The CES demo, Marvel’s Avengers: Rocket’s Rescue Run, was created by Disney. There are no plans to release it to the public, says Mike Goslin, Disney’s vice-president of games and interactive experiences.
“Disney is thinking about the long-term here,” he says. “We’re exploring at this point, but we do think there are possibilities. … There is a lot of time in vehicles in which we can entertain people.”
Virtual-reality experiences won’t be for everyone, he admits. “The car as an entertainment platform; there are other ways to deliver content. We’re interested in all kinds of new platforms. … We want to be wherever are consumers are.” Increasingly, that means stuck in traffic.
As of February, Wollny will be the chief executive of Holoride.

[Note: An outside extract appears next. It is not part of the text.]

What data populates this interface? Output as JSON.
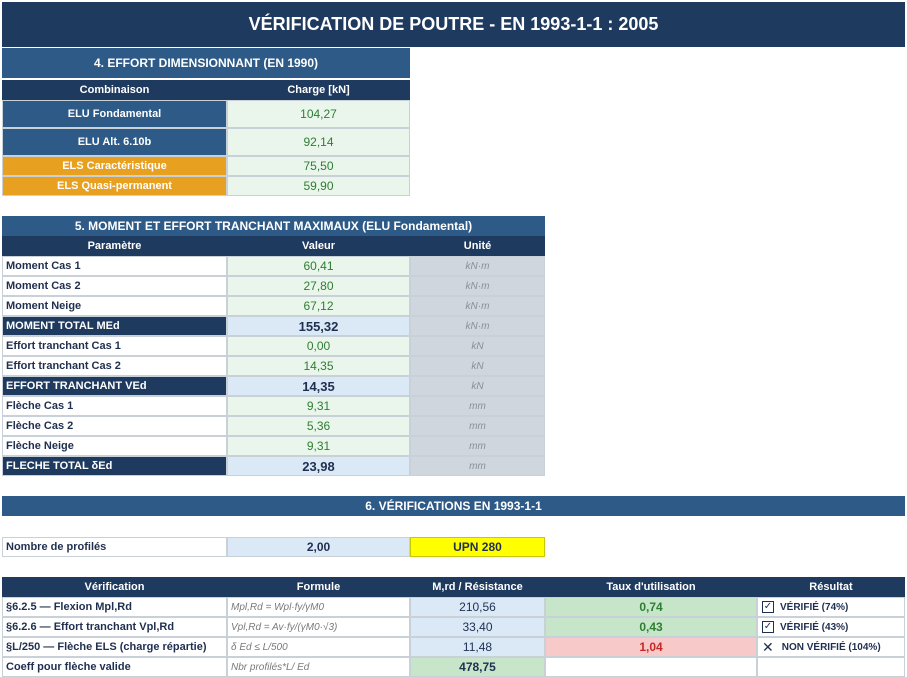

Audi will spin it off as an independent startup, retaining a minority stake.
Holoride is aiming to have publicly playable games available by late 2020 or early 2021. Wollny envisions a subscription model in which customers could load up the app whenever they’re riding in a car. Users could play any number of games created by third-party developers. Holoride will share revenue with automakers or ride-hailing companies that integrate the technology into their cars.
The Holoride demo was cheesy, but undeniably fun. It made me want to play again, to go for a high score. However, there are so many unanswered questions: Will people trust ride-hailing drivers enough to feel safe wearing a VR headset in traffic? Will social stigma prevent people from wearing the headsets?
Competition for people’s attention is fierce, and this opens up a new frontier. The potential audience will only grow as cars become fully autonomous and ride-hailing services become even more ubiquitous. Weather it is Holoride, Audi, Disney or some other amalgamation of companies, someone is going to make a lot of money entertaining people who are bored in cars.
The writer was a guest of the automaker. Content was not subject to approval.